As much as I loved the emoji’s that featured heavily throughout the Chanel collection, my favourite show had to be Balmain, and not only because of the all-star line up, but because one again Olivier Rousteing has produced the most fabulously opulent, intricate collection this world has ever seen. In a particularly clever marketing coup, the models wore wigs- Kendall Jenner was blonde, Gigi Hadid and Rosie Huntington-Whitely were transformed into raven haired goddesses- which ensured that the collection was plastered across magazines and newspapers globally the following day. Unusually for Balmain, pastel shades figured strongly, and both Kendall and Gigi were clothed in a soft powder blue. As always, it was all in the detail at Balmain. Shoulders were pointy, frills and other decorative features ubiquitous and peplums rigid. Many of the pieces were clearly influenced by lingerie, Karlie Kloss modelled a gorgeous baby pink bodice with sheer lace frilly trousers. The dressing gown style long striped coats as seen on many of the models were worn over the shoulder a la Kardashian, and the more conventionally ‘Balmain’ pieces featured the signature black and gold colours, as well as heavy pearl embellishments. The whole collection was so feminine, so regal and downright baroque in its aesthetic, this time Rousteing managed to out-Balmain himself.
Mandatory Credit: Photo by Giovanni Giannoni/WWD/REX/Shutterstock (5609116t) Rosie Huntington-Whiteley on the catwalk Balmain show, Runway, Autumn Winter 2016, Paris Fashion Week, France – 03 Mar 2016
Whilst Balmain in all its grandiose was my favourite show, one of the pieces I love best- for all it’s simplicity- is a jacket by Vetements. The anti-authority, youthful collection produced by Vetements embraced the casual and the world has not been able to stop talking about it since. The show embraced irreverence; swear-words and ironic outrageous slogans (“You Fuck’n Asshole”, “Justin4ever”, “UltraSkinny” ) featured heavily, as did uniforms, some ‘naughty school girl’ style, others made up of plaid suits with slouchy bottoms.There were plenty of references to goth culture and to heavy metal, and the oversized silhouettes and baggy hoodies synonymous with the brand made several appearances. THE jacket (right) ticks both of those boxes, and in red and orange- worn slouchily off the shoulder on one side- is just so fucking.cool in that it is at once high fashion and also extremely practical. The designers played with proportion; a key look was a shrunken purple hoody worn over a maxi skirt. All in all the line is so different precisely because in a world of high fashion, the label has embraced sweats and street wear, and by showing men’s and women’s wear together, celebrates modern androgyny. Velvet made yet another appearance, this time in the form of a gold coat, but beyond this Vetements- as a tough, unorthodox cult brand- certainly did operate under the rules of subversion.

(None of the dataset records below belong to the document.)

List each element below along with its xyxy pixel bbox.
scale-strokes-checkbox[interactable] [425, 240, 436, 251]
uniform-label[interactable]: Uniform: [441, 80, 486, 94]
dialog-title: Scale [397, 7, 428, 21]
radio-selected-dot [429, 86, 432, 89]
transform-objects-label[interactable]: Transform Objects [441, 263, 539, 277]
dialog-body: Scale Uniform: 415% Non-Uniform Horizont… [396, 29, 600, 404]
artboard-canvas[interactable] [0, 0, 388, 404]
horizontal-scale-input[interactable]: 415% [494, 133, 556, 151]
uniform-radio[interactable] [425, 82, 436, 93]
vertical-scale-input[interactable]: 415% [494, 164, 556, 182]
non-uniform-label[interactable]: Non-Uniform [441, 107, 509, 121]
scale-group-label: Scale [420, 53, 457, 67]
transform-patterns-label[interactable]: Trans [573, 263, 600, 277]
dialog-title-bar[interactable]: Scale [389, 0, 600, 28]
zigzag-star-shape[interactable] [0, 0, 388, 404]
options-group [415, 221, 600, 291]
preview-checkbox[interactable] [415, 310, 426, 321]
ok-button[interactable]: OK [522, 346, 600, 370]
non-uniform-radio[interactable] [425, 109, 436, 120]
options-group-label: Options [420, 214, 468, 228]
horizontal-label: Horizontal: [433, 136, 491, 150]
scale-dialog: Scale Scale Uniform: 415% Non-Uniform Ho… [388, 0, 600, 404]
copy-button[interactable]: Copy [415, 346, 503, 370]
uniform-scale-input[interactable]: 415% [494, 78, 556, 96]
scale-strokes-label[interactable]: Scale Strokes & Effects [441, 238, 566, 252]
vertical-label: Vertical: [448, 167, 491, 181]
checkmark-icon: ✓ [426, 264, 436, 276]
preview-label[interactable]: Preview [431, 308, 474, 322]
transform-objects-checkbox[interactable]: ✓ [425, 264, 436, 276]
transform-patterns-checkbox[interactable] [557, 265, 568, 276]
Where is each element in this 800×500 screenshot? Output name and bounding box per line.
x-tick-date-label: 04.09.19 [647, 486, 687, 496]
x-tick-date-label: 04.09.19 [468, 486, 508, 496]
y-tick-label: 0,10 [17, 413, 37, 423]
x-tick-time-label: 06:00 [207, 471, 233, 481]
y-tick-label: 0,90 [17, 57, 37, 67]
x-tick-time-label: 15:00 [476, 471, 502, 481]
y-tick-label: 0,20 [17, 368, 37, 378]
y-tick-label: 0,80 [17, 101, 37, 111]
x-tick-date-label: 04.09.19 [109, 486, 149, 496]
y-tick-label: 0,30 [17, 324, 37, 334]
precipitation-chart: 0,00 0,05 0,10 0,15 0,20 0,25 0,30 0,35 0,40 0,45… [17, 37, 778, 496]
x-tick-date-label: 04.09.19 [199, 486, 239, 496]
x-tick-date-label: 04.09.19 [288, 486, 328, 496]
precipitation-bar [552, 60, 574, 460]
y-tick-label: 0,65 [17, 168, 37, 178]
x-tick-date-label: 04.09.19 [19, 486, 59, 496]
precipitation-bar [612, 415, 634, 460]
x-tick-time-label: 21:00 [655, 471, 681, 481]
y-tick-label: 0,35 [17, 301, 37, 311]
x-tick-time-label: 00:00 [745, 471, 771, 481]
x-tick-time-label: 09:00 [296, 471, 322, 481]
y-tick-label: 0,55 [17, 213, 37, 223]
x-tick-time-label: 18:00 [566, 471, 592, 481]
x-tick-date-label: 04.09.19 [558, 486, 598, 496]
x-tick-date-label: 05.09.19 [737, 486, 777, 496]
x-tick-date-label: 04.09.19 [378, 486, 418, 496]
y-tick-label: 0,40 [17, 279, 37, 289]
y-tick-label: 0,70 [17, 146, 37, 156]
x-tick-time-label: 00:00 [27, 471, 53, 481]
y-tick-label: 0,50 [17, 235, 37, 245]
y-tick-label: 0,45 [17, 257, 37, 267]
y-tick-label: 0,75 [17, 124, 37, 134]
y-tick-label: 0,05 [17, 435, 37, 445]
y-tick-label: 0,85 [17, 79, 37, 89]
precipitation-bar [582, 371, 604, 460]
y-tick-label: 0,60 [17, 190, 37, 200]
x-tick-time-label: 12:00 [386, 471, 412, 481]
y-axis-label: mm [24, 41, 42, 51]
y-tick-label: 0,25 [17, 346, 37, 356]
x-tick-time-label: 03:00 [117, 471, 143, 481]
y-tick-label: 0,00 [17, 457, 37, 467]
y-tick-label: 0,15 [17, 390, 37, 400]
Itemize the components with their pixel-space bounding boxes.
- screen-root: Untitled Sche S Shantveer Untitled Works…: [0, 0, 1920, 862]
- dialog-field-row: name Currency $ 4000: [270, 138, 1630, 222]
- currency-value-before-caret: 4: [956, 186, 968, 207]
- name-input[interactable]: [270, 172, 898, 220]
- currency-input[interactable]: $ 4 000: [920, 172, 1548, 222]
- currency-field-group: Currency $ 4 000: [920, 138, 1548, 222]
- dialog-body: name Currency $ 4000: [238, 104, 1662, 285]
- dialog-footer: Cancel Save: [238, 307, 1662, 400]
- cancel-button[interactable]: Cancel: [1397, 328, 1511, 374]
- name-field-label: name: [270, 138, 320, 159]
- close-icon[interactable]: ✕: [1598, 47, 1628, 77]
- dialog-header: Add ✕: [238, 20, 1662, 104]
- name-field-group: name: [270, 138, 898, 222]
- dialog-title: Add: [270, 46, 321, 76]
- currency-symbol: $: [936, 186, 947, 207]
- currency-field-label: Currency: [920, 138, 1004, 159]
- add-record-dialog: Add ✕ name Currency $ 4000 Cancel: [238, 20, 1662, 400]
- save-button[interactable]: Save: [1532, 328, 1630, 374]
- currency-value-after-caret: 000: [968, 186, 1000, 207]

So there you have it, a quick fire round of all of my fashion month highlights, from my favourite shows to my most desired pieces. One thing’s for sure, everyone will have at least one piece of velvet in their Autumn wardrobe, and we can definitely expect heavy adornment, sequins, appliqué and embellishment to hit the high street later this year. Whether I’ll be embracing the feminine gothic aesthetic, the tough street style vibe, the super girly lingerie inspired look or the busy working woman’s wardrobe remains to be decided.